Les buissons d’aubépines que j’écrasais ensevelissaient mon chagrin qui se déversait dans la terre ; les pistes poussiéreuses s’allongeaient. Dieu ! Que nous étions heureux, souviens-t-en, toi qui as tout emporté ! Et puis un jour, j’ai vu : oh certes, il a bien fallu me frotter les yeux ! J’ai cru voir bouger une étoile !


– Riez, riez, tristes vagabonds que vous êtes ! Vos misères arriveront-elles à égaler les miennes ? Je ne souhaite pas vous voir jamais porter cette peine.
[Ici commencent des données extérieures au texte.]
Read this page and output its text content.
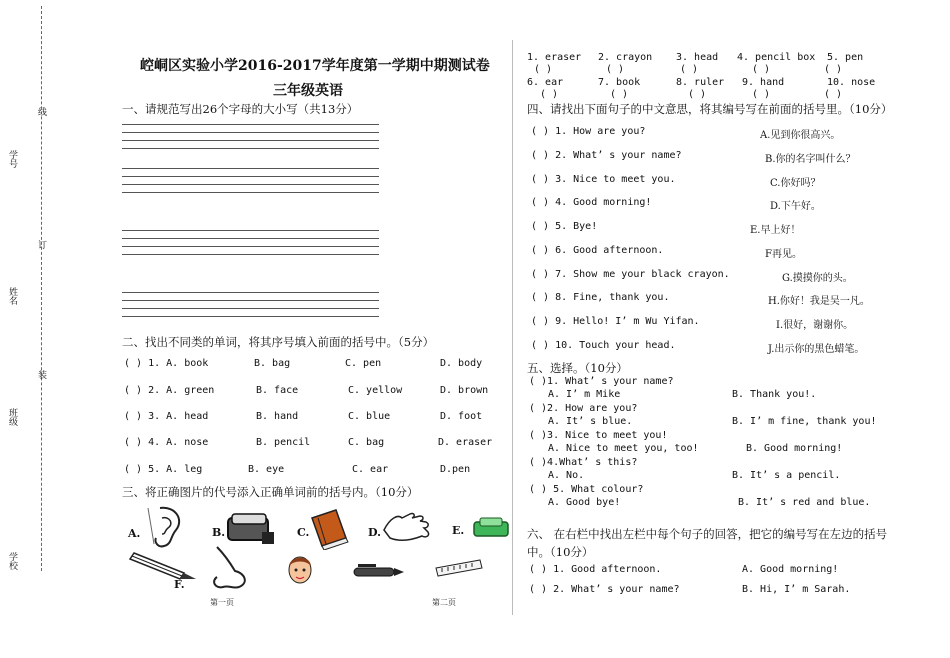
学号
线
订
姓名
装
班级
学校
崆峒区实验小学2016-2017学年度第一学期中期测试卷
三年级英语
一、请规范写出26个字母的大小写（共13分）
二、找出不同类的单词，将其序号填入前面的括号中。（5分）
( ) 1. A. book	B. bag	C. pen	D. body
( ) 2. A. green	B. face	C. yellow	D. brown
( ) 3. A. head	B. hand	C. blue	D. foot
( ) 4. A. nose	B. pencil	C. bag	D. eraser
( ) 5. A. leg	B. eye	C. ear	D.pen
三、将正确图片的代号添入正确单词前的括号内。（10分）
A.	B.	C.	D.	E.
F.
第一页	第二页
1. eraser 2. crayon 3. head 4. pencil box 5. pen
( )	( )	( )	( )	( )
6. ear	7. book	8. ruler 9. hand	10. nose
( )	( )	( )	( )	( )
四、请找出下面句子的中文意思，将其编号写在前面的括号里。（10分）
( ) 1. How are you?	A.见到你很高兴。
( ) 2. What’ s your name?	B.你的名字叫什么？
( ) 3. Nice to meet you.	C.你好吗？
( ) 4. Good morning!	D.下午好。
( ) 5. Bye!	E.早上好！
( ) 6. Good afternoon.	F再见。
( ) 7. Show me your black crayon.	G.摸摸你的头。
( ) 8. Fine, thank you.	H.你好！我是吴一凡。
( ) 9. Hello! I’ m Wu Yifan.	I.很好，谢谢你。
( ) 10. Touch your head.	J.出示你的黑色蜡笔。
五、选择。（10分）
( )1. What’ s your name?
A. I’ m Mike	B. Thank you!.
( )2. How are you?
A. It’ s blue.	B. I’ m fine, thank you!
( )3. Nice to meet you!
A. Nice to meet you, too!	B. Good morning!
( )4.What’ s this?
A. No.	B. It’ s a pencil.
( ) 5. What colour?
A. Good bye!	B. It’ s red and blue.
六、 在右栏中找出左栏中每个句子的回答，把它的编号写在左边的括号
中。（10分）
( ) 1. Good afternoon.	A. Good morning!
( ) 2. What’ s your name?	B. Hi, I’ m Sarah.
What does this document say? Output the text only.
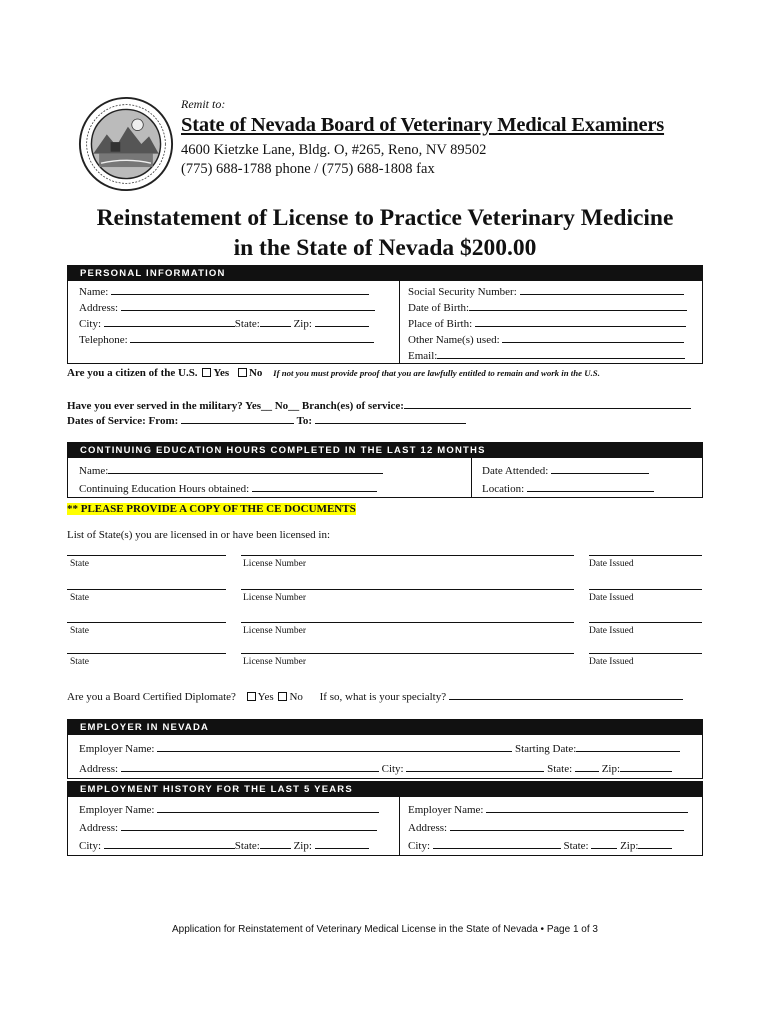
Remit to:
State of Nevada Board of Veterinary Medical Examiners
4600 Kietzke Lane, Bldg. O, #265, Reno, NV 89502
(775) 688-1788 phone / (775) 688-1808 fax
Reinstatement of License to Practice Veterinary Medicine
in the State of Nevada $200.00
PERSONAL INFORMATION
Name:
Address:
City:	State:	Zip:
Telephone:
Social Security Number:
Date of Birth:
Place of Birth:
Other Name(s) used:
Email:
Are you a citizen of the U.S. Yes No If not you must provide proof that you are lawfully entitled to remain and work in the U.S.
Have you ever served in the military? Yes__ No__ Branch(es) of service:
Dates of Service: From:	To:
CONTINUING EDUCATION HOURS COMPLETED IN THE LAST 12 MONTHS
Name:
Continuing Education Hours obtained:
Date Attended:
Location:
** PLEASE PROVIDE A COPY OF THE CE DOCUMENTS
List of State(s) you are licensed in or have been licensed in:
State	License Number	Date Issued
State	License Number	Date Issued
State	License Number	Date Issued
State	License Number	Date Issued
Are you a Board Certified Diplomate? Yes No If so, what is your specialty?
EMPLOYER IN NEVADA
Employer Name:	Starting Date:
Address:	City:	State:	Zip:
EMPLOYMENT HISTORY FOR THE LAST 5 YEARS
Employer Name:
Address:
City:	State:	Zip:
Employer Name:
Address:
City:	State:	Zip:
Application for Reinstatement of Veterinary Medical License in the State of Nevada • Page 1 of 3
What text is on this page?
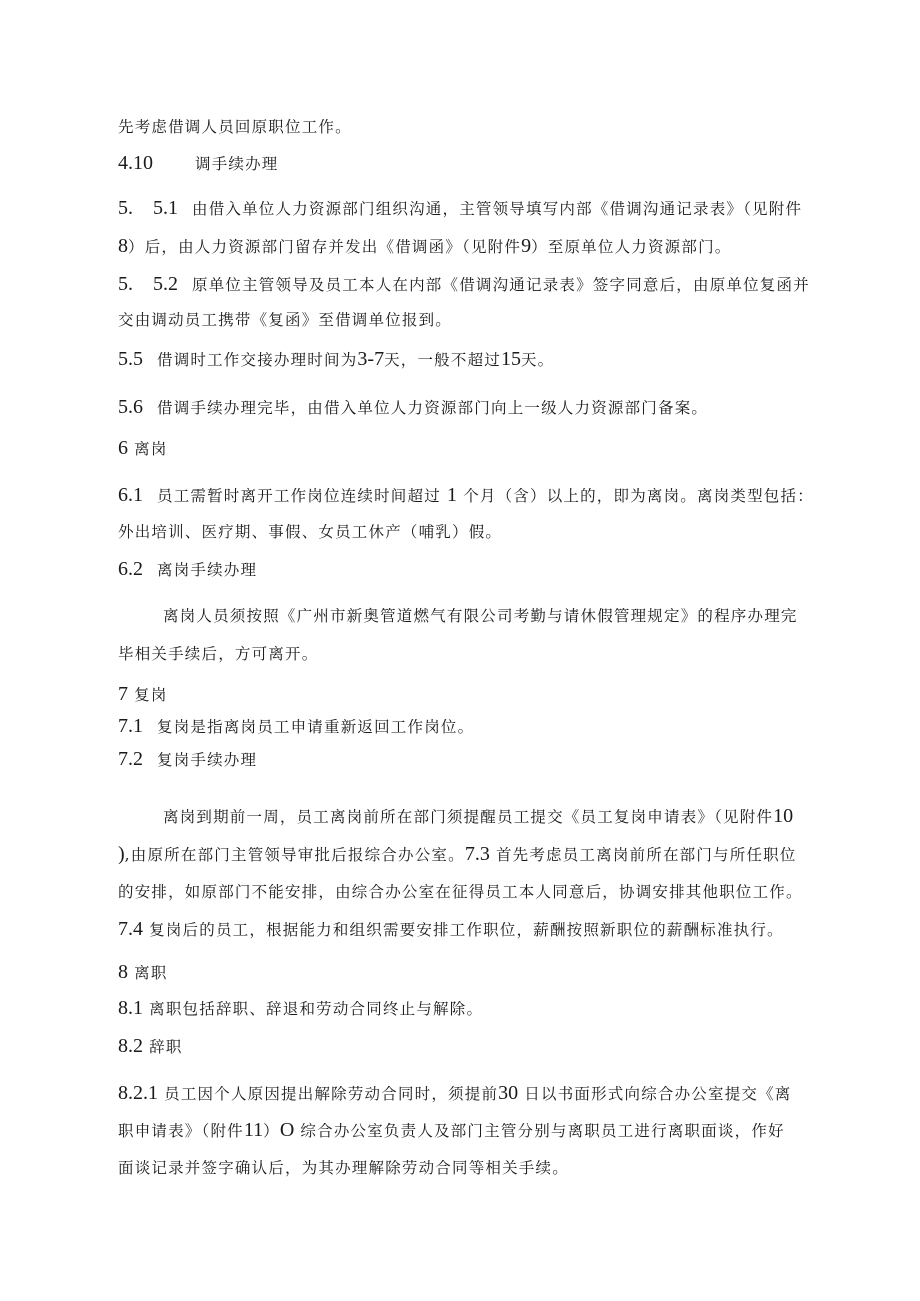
先考虑借调人员回原职位工作。
4.10	调手续办理
5.　5.1 由借入单位人力资源部门组织沟通，主管领导填写内部《借调沟通记录表》（见附件
8）后，由人力资源部门留存并发出《借调函》（见附件9）至原单位人力资源部门。
5.　5.2 原单位主管领导及员工本人在内部《借调沟通记录表》签字同意后，由原单位复函并
交由调动员工携带《复函》至借调单位报到。
5.5 借调时工作交接办理时间为3-7天，一般不超过15天。
5.6 借调手续办理完毕，由借入单位人力资源部门向上一级人力资源部门备案。
6 离岗
6.1 员工需暂时离开工作岗位连续时间超过 1 个月（含）以上的，即为离岗。离岗类型包括：
外出培训、医疗期、事假、女员工休产（哺乳）假。
6.2 离岗手续办理
离岗人员须按照《广州市新奥管道燃气有限公司考勤与请休假管理规定》的程序办理完
毕相关手续后，方可离开。
7 复岗
7.1 复岗是指离岗员工申请重新返回工作岗位。
7.2 复岗手续办理
离岗到期前一周，员工离岗前所在部门须提醒员工提交《员工复岗申请表》（见附件10
),由原所在部门主管领导审批后报综合办公室。7.3 首先考虑员工离岗前所在部门与所任职位
的安排，如原部门不能安排，由综合办公室在征得员工本人同意后，协调安排其他职位工作。
7.4 复岗后的员工，根据能力和组织需要安排工作职位，薪酬按照新职位的薪酬标准执行。
8 离职
8.1 离职包括辞职、辞退和劳动合同终止与解除。
8.2 辞职
8.2.1 员工因个人原因提出解除劳动合同时，须提前30 日以书面形式向综合办公室提交《离
职申请表》（附件11）O 综合办公室负责人及部门主管分别与离职员工进行离职面谈，作好
面谈记录并签字确认后，为其办理解除劳动合同等相关手续。
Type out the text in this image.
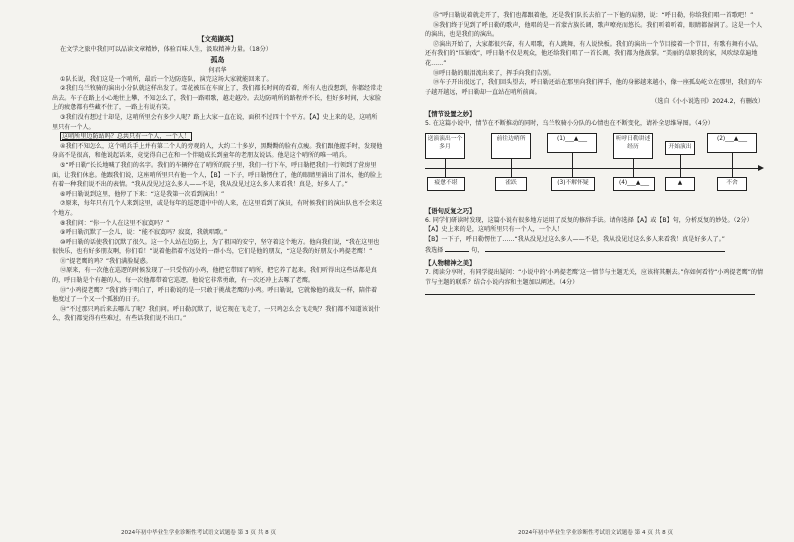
【文苑撷英】

在文学之旅中我们可以品读文章精妙，体验百味人生，汲取精神力量。（18分）

孤岛

何君华

①队长说，我们这是一个哨所，最后一个边防连队，演完这场大家就能回来了。

②我们乌兰牧骑的演出小分队就这样出发了。雪花被压在车窗上了，我们都长时间的看着，所有人也没想到，你都经常走出去。车子在路上小心地往上攀，不知怎么了，我们一路唱歌，越走越冷。去边防哨所的路程并不长，但好多时间，大家脸上的疲惫都有些藏不住了，一路上有说有笑。

③我们没有想过十却是，这哨所里会有多少人呢？路上大家一直在说，面积不过四十个平方。【A】史上来的是，这哨所里只有一个人。

这哨所里边防站吗？总共只有一个人，一个人！

④我们不知怎么，这个哨兵手上并有第二个人的旁观的人，大约二十多岁，黑黝黝的脸有点瘦。我们跟他握手时，发现他身高不是很高，和他说起话来，竟觉得自己在和一个伴随成长到童年的老朋友说话。他是这个哨所的唯一哨兵。

⑤“呼日勒”长长地喊了我们的名字。我们的车辆停在了哨所的院子里，我们一行下车，呼日勒把我们一行领到了营房里面，让我们休息。他跟我们说，这座哨所里只有他一个人，【B】一下子，呼日勒愣住了，他的眼睛里涌出了泪水，他的脸上有着一种我们说不出的表情。“我从没见过这么多人——不是，我从没见过这么多人来看我！真是，好多人了。”

⑥呼日勒说到这里，他停了下来：“这是我第一次看到演出！”

⑦原来，每年只有几个人来到这里，或是每年的巡逻道中中的人来，在这里看到了演员，有时候我们的演出队也不会来这个地方。

⑧我们问：“你一个人在这里不寂寞吗？”

⑨呼日勒沉默了一会儿，说：“能不寂寞吗？寂寞，我就唱歌。”

⑩呼日勒的话使我们沉默了很久。这一个人站在边防上，为了祖国的安宁，坚守着这个地方。他向我们说，“我在这里也很快乐，也有好多朋友啊，你们看！”说着他指着不远处的一群小鸟，它们是他的朋友，“这是我的好朋友小鸡提老鹰！”

⑪“提老鹰的鸡？”我们满脸疑惑。

⑫原来，有一次他在巡逻的时候发现了一只受伤的小鸡，他把它带回了哨所，把它养了起来。我们听得出这些话都是真的，呼日勒是个有趣的人，每一次他都带着它巡逻，他说它非常勇敢，有一次还冲上去啄了老鹰。

⑬“小鸡提老鹰？”我们终于明白了，呼日勒说的是一只敢于挑战老鹰的小鸡。呼日勒说，它就像他的战友一样，陪伴着他度过了一个又一个孤独的日子。

⑭“不过那只鸡后来去哪儿了呢？我们问。呼日勒沉默了，说它现在飞走了，一只鸡怎么会飞走呢？我们都不知道该说什么，我们都觉得有些难过，有些话我们说不出口。”

2024年初中毕业生学业诊断性考试语文试题卷 第 3 页 共 8 页

⑮“呼日勒说着就走开了，我们也都跟着他，还是我们队长去拍了一下他的肩膀，说：“呼日勒，你给我们唱一首歌吧！”

⑯我们终于见到了呼日勒的歌声，他唱的是一首蒙古族长调，歌声嘹亮而悠长。我们听着听着，眼睛都湿润了。这是一个人的演出，也是我们的演出。

⑰演出开始了，大家都很兴奋，有人唱歌，有人跳舞，有人说快板。我们的演出一个节目接着一个节目，有歌有舞有小品，还有我们的“压轴戏”，呼日勒不仅是观众，他还给我们唱了一首长调，我们都为他鼓掌。“美丽的草原我的家，风吹绿草遍地花……”

⑱呼日勒的眼泪流出来了，挥手向我们告别。

⑲车子开出很远了，我们回头望去，呼日勒还站在那里向我们挥手，他的身影越来越小，像一座孤岛屹立在那里，我们的车子越开越远，呼日勒却一直站在哨所前面。

（选自《小小说选刊》2024.2，有删改）

【情节设置之妙】

5. 在这篇小说中，情节在不断推动的同时，乌兰牧骑小分队的心情也在不断变化，请补全思维导图。（4分）

送演演出一个多月
前往边哨所	(1)___▲___	听呼日勒讲述经历	开始演出
(2)___▲___
疲惫不堪	雀跃	(3)不解怀疑	(4)___▲___	▲	不舍

【语句反复之巧】

6. 同学们研读时发现，这篇小说有很多地方运用了反复的修辞手法。请你选择【A】或【B】句，分析反复的妙处。（2分）

【A】史上来的是，这哨所里只有一个人，一个人！

【B】一下子，呼日勒愣住了……“我从没见过这么多人——不是，我从没见过这么多人来看我！真是好多人了。”

我选择	句，

【人物精神之美】

7. 阅读分享时，有同学提出疑问：“小说中的‘小鸡提老鹰’这一情节与主题无关，应该将其删去。”你如何看待“小鸡提老鹰”的情节与主题的联系？结合小说内容和主题加以阐述。（4分）

2024年初中毕业生学业诊断性考试语文试题卷 第 4 页 共 8 页
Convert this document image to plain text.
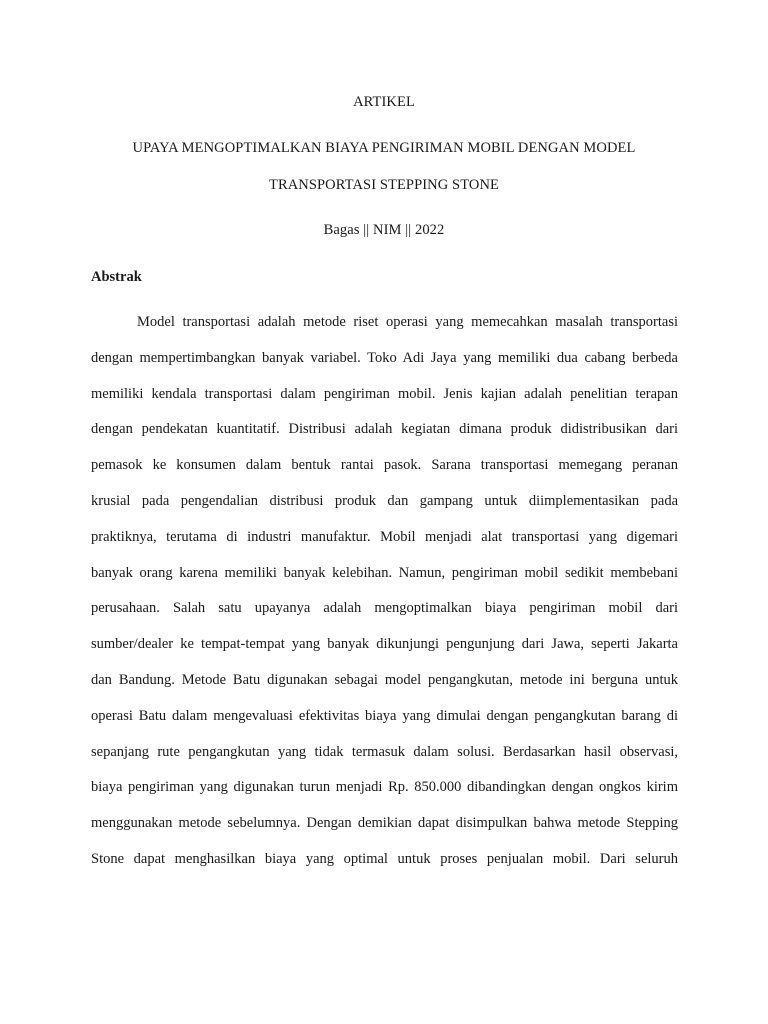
ARTIKEL
UPAYA MENGOPTIMALKAN BIAYA PENGIRIMAN MOBIL DENGAN MODEL
TRANSPORTASI STEPPING STONE
Bagas || NIM || 2022
Abstrak
Model transportasi adalah metode riset operasi yang memecahkan masalah transportasi
dengan mempertimbangkan banyak variabel. Toko Adi Jaya yang memiliki dua cabang berbeda
memiliki kendala transportasi dalam pengiriman mobil. Jenis kajian adalah penelitian terapan
dengan pendekatan kuantitatif. Distribusi adalah kegiatan dimana produk didistribusikan dari
pemasok ke konsumen dalam bentuk rantai pasok. Sarana transportasi memegang peranan
krusial pada pengendalian distribusi produk dan gampang untuk diimplementasikan pada
praktiknya, terutama di industri manufaktur. Mobil menjadi alat transportasi yang digemari
banyak orang karena memiliki banyak kelebihan. Namun, pengiriman mobil sedikit membebani
perusahaan. Salah satu upayanya adalah mengoptimalkan biaya pengiriman mobil dari
sumber/dealer ke tempat-tempat yang banyak dikunjungi pengunjung dari Jawa, seperti Jakarta
dan Bandung. Metode Batu digunakan sebagai model pengangkutan, metode ini berguna untuk
operasi Batu dalam mengevaluasi efektivitas biaya yang dimulai dengan pengangkutan barang di
sepanjang rute pengangkutan yang tidak termasuk dalam solusi. Berdasarkan hasil observasi,
biaya pengiriman yang digunakan turun menjadi Rp. 850.000 dibandingkan dengan ongkos kirim
menggunakan metode sebelumnya. Dengan demikian dapat disimpulkan bahwa metode Stepping
Stone dapat menghasilkan biaya yang optimal untuk proses penjualan mobil. Dari seluruh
 Et puis un jour, oui,  tout changea, un jour, un matin, que sais-je ? J’ai senti le vent me refaire le ciel que je ne voyais plus. Les arbres ont repris leur vieille et familière allure. Au travers des feuillages, j’ai vu le temps s’écouler. Le soir, en me couchant dans une chambre d’auberge, j’ai replacé ma montre sur la table de chevet. Les aiguilles ont révélé la présence du jour et de la nuit. J’ai reconnu leur tic-tac immuable. Dans le sablier, les grains s’écoulaient et moi, je remis mes affaires sur l’étagère habituelle. J’ai entendu tes pleurs ! C’est à cet instant que je t’ai consolé ! Oui, moi, si maladroit, si gauche,  j’ai tendu la main et su essuyer toutes tes larmes ; j’avais atteint le bord du temps qui sans nous dépasser  a su nous embrasser. Que les pierres de la mémoire se dressent  plus hautes, plus lourdes, plus imposantes que les citadelles de l’espoir ! Je tremble de t’entendre dans l’orgue de la pluie. Je tressaute sous l’ardente brûlure du soleil. Je vibre aux cris du vent qui gémit comme une harpe et te lire dans les fougères craquantes m’a montré un chemin que je ne pensais pas connaître. A petits pas, j’ai su t’atteindre ; puis le moment venu, j’ai seul connu le vertige de t’étreindre. Et ma soif inextinguible de toi, j’ai pu l’épancher à la coupe dont tu parlais, à la coupe de l’éternité.